Robin Ticciati & SCO - Brahms: The Symphonies - Classica

Les Chocs Du Mois

Robin Ticciati Révolutionnaire

À la tête de l’Orchestre de chambre d’Écosse, le jeune chef britannique revisite radicalement les quatre Symphonies de Brahms en questionnant des décennies d’interprétations et de redécouvertes musicologiques.

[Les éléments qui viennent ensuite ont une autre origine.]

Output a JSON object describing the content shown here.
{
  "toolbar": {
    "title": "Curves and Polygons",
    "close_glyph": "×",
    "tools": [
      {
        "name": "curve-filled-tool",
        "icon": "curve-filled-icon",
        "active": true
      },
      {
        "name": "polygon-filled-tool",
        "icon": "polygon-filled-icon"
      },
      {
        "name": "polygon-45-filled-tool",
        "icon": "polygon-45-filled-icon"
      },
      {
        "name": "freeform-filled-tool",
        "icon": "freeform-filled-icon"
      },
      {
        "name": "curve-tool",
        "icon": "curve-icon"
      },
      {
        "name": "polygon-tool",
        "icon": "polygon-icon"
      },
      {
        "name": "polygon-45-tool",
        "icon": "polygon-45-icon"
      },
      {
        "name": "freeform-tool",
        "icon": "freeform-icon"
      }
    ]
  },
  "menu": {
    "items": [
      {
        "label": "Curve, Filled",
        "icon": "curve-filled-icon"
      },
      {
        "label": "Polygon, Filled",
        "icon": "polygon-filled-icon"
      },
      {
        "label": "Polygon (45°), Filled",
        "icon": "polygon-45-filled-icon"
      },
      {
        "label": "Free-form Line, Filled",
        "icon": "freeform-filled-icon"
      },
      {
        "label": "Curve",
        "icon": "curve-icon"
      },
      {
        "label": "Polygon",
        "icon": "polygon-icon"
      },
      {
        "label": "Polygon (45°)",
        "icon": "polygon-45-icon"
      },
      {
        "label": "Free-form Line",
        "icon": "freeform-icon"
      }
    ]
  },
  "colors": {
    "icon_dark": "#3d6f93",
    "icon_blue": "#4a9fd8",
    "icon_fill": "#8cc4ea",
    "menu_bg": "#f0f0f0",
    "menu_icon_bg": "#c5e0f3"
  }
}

Le mois dernier, nous découvrions les Schumann de Robin Ticciati à la tête de l’excellent Orchestre de chambre d’Écosse, qu’il quittera dans quelques semaines au terme d’une décennie de travail commun. Ces interprétations instinctives, sans vraie colonne vertébrale, restaient en définitive assez inégales. On n’imaginait donc en rien le jeune Britannique nous offrir dans la foulée et dans une prise de son toujours somptueuse, une relecture aussi cohérent que radicale des quatre Symphonies de Brahms.

La révolution fut plusieurs fois avortée, malgré les tentatives de Charles Mackerras (Telarc) et de Paavo Berglund (Ondine) avec des orchestres de chambre et, surtout, de Nikolaus Harnoncourt aux côtés de l’Orchestre philharmonique de Berlin (Warner), qui repensait la dynamique, mais conservait des contours encore traditionnels. On oubliera Roger Norrington (Hänssler), juste obsédé par l’absence de vibrato. Or, cette nouvelle approche retravaillée de fond en comble se montre aussi convaincante parce qu’elle se base sur l’histoire de l’interprétation brahmsienne dans son ensemble, Ticciati précisant qu’il a surtout été marqué par les gravures historiques de Weingartner dans les années 1930.

Première constatation : Une pulsation toujours perceptible, des tempi qui avancent sans courir, rendus possibles par l’allègement des effectifs. Le nombre de cordes (dix premiers violons) calque ainsi celui de l’Orchestre de Meiningen, le préféré de Brahms. S’y ajoutent des trombones à petite perce et des cors viennois permettant une absolue transparence des vents, sans qu’à aucun moment les archets, peu vibrés, ne manquent de densité. Saluons également le retour à une pratique abandonnée depuis l’après-guerre : un léger portamento expressif des cordes, dosé ici à la perfection, mêlé à un rubato discret et particulièrement bien senti.

Déterminé et Engagé

Sous la baguette de Ticciati, la Symphonie no 1 n’a jamais autant mérité son surnom de « Dixième » de Beethoven, par sa détermination farouche, aux angles saillants, sa puissance d’articulation – le rythme trois brèves/une longue irriguant le premier mouvement (après 6’40) – inédite à ce point d’acmé depuis Arturo Toscanini (CA, 1951), dont elle a clairement appris la rectitude d’une coda qui fera sans doute grincer quelques dents par sa rapidité et la régularité de ses pizzicatos, seul exemple vraiment jusqu’au0boutiste de tout le cycle. Cet engagement de chaque instant se retrouve dans une Symphonie no 4 nerveuse, implacable dans sa chaconne, sur le fil du rasoir, quoique ne se départant jamais de lumière grâce à une polyphonie limpide (Andante moderato), beaucoup moins appuyée sur les fondations que d’ordinaire.

La Symphonie no 3, la plus redoutable pour les chefs (elle était le cauchemar de Toscanini), ne manqué pas non plus d’intensité, son Andante n’ayant connu balancement aussi mélancolique depuis Bruno Walter à Vienne en 1936 (Warner). C’est finalement dans la Symphonie no 2 que les cartes seront le moins rebattues, son caractère pastoral ayant déjà inspiré à nombre de chefs la tentation du dégraissage, de l’évocation de farniente méridional de la Carinthie autrichienne, Dès 1949, Walter Legge captait Herbert von Karajan et l’Orchestre philharmonique de Vienne (Warner) dans une relative lenteur qui affinait beaucoup le trait, d’où sans doute l’impression ici d’un geste moins novateur, les phrases deux fois plus courts que la tradition, rappelant même ceux de Karel Ancerl (Supraphon, 1967). Cela n’entame pourtant en rien la puissance (le timbalier) d’une relecture enfin assume jusque dans ses retranchements : elle pourra ne pas être du goût de tous les mélomanes, mais elle ouvre une nouvelle voie sans jamais sacrifier l’expressivité.